The academic community increasingly embraces the possibilities offered by the Maker movement, with a notable rise in the creation of homemade instruments, particularly in the field of spectroscopy. These instruments are being leveraged to enhance engagement in classes and educational projects. Most of these homemade instruments designed for educational purposes rely on simplified 3D-printed components and/or adapted materials, such as compact discs used as diffraction gratings. This article proposes yet another solution by recycling an optical system from an old liquid chromatograph decommissioned due to obsolete communication protocols. The entire instrument’s optical system is used, and the original photodiode array (PDA) was replaced by a modern PDA that could be easily controlled by Arduino and a user interface developed for this intent. A flowchart illustrating the interface operations related to absorbance calculations is presented, followed by a discussion on how the shape of the acquired spectra may be influenced by positioning of the sensor. The raw data obtained in this work can also be utilized to teach concepts related to dark current, baseline correction, instrument calibration, and absorbance. The visible spectra of several substances from the resultant instrument are presented and compared with those of a commercial benchtop spectrophotometer. The approach described here can inspire the recovery and recycling of other outdated instruments, providing opportunities to explore and teach both the physical and computational aspects of chemical instrumentation.

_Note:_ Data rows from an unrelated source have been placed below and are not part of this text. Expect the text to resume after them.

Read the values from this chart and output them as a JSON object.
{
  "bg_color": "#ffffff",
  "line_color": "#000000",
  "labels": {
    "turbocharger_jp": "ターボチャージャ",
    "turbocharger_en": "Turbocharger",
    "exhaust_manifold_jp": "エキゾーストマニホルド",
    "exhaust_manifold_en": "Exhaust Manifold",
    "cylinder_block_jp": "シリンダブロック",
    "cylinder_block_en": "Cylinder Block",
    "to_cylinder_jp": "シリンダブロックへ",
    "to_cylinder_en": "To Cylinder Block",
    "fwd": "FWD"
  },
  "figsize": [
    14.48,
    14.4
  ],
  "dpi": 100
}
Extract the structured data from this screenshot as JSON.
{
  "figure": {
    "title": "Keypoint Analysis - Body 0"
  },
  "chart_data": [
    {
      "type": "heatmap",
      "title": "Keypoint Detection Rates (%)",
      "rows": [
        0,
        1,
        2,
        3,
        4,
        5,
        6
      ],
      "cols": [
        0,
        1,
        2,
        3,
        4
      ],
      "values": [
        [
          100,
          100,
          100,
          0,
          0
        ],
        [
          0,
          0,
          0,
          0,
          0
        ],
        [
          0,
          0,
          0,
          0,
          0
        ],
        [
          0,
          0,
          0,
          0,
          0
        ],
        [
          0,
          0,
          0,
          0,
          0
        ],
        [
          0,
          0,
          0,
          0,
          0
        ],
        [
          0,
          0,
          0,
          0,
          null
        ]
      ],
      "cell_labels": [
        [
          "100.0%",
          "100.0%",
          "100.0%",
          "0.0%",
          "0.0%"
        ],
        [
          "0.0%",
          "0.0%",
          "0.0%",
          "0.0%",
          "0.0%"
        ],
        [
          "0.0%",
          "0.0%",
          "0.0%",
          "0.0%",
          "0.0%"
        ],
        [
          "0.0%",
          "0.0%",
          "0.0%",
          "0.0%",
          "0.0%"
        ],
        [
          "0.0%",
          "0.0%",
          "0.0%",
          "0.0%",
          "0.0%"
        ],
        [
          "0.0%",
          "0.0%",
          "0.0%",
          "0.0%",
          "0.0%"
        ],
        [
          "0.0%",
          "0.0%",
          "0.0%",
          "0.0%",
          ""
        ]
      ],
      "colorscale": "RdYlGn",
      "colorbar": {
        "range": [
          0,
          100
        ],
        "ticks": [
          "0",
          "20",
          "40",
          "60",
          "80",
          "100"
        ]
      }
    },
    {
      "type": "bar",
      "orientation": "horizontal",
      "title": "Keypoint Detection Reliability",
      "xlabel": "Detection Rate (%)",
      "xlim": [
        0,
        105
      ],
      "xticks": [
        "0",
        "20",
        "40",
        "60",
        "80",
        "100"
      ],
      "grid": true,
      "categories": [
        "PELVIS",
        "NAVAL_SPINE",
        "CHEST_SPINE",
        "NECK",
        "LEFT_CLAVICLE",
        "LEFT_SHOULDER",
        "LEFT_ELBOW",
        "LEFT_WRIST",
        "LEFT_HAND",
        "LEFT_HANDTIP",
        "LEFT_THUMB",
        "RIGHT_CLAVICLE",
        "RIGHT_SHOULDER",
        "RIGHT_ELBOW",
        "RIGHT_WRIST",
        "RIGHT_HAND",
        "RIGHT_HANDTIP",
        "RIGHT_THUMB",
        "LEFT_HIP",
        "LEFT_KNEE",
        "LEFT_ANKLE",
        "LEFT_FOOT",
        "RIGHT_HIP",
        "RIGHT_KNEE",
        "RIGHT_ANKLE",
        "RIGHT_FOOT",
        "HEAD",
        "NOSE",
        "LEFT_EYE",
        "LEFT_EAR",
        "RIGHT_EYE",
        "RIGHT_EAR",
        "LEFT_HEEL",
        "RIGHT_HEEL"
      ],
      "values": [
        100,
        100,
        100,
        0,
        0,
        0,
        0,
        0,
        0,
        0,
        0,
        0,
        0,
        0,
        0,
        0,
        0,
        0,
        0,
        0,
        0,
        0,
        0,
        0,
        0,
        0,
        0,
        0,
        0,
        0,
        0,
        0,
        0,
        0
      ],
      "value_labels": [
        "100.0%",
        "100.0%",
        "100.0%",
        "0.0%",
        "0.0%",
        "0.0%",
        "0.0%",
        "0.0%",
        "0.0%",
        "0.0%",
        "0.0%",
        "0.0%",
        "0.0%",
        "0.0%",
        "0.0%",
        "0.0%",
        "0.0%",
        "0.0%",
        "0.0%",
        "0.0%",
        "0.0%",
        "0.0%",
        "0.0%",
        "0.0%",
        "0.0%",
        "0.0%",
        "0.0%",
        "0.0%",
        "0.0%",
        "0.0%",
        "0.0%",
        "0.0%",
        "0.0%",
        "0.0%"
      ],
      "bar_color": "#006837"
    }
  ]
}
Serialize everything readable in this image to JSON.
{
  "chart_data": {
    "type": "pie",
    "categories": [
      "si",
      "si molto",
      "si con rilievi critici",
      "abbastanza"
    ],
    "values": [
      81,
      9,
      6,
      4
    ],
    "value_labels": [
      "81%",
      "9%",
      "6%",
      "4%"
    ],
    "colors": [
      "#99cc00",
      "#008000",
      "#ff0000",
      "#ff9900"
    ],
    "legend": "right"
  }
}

学术界日益认可创客运动（Maker movement）所带来的发展机遇，自制实验仪器的创作数量显著增长，其中光谱学领域的相关成果尤为突出。此类仪器正被用于提升课堂教学与教育项目的参与度与互动性。 多数专为教育场景设计的自制仪器，均采用简化的3D打印构件与/或适配改装的材料，例如将光盘用作衍射光栅（diffraction grating）。 本文提出一种全新解决方案：对一台因通信协议过时而退役的老式液相色谱仪的光学系统进行回收再利用。 完整保留该色谱仪的光学系统，并将原有的光电二极管阵列（Photodiode Array, PDA）替换为可通过Arduino便捷控制的新型光电二极管阵列，同时为本项目开发了专用用户界面。 本文将展示一张用于说明吸光度计算相关界面操作的流程图，随后讨论传感器的安装位置对所采集光谱的波形可能产生的影响。 本研究获取的原始数据，还可用于讲授暗电流（dark current）、基线校正、仪器校准与吸光度等相关概念。 本文展示了利用该自制仪器获取的多种物质的可见光谱，并将其与商用台式分光光度计的测量结果进行对比。 本文所述方案可为其他老旧实验仪器的回收再利用提供思路，同时为讲授化学仪器分析的物理原理与计算方法提供教学实践场景。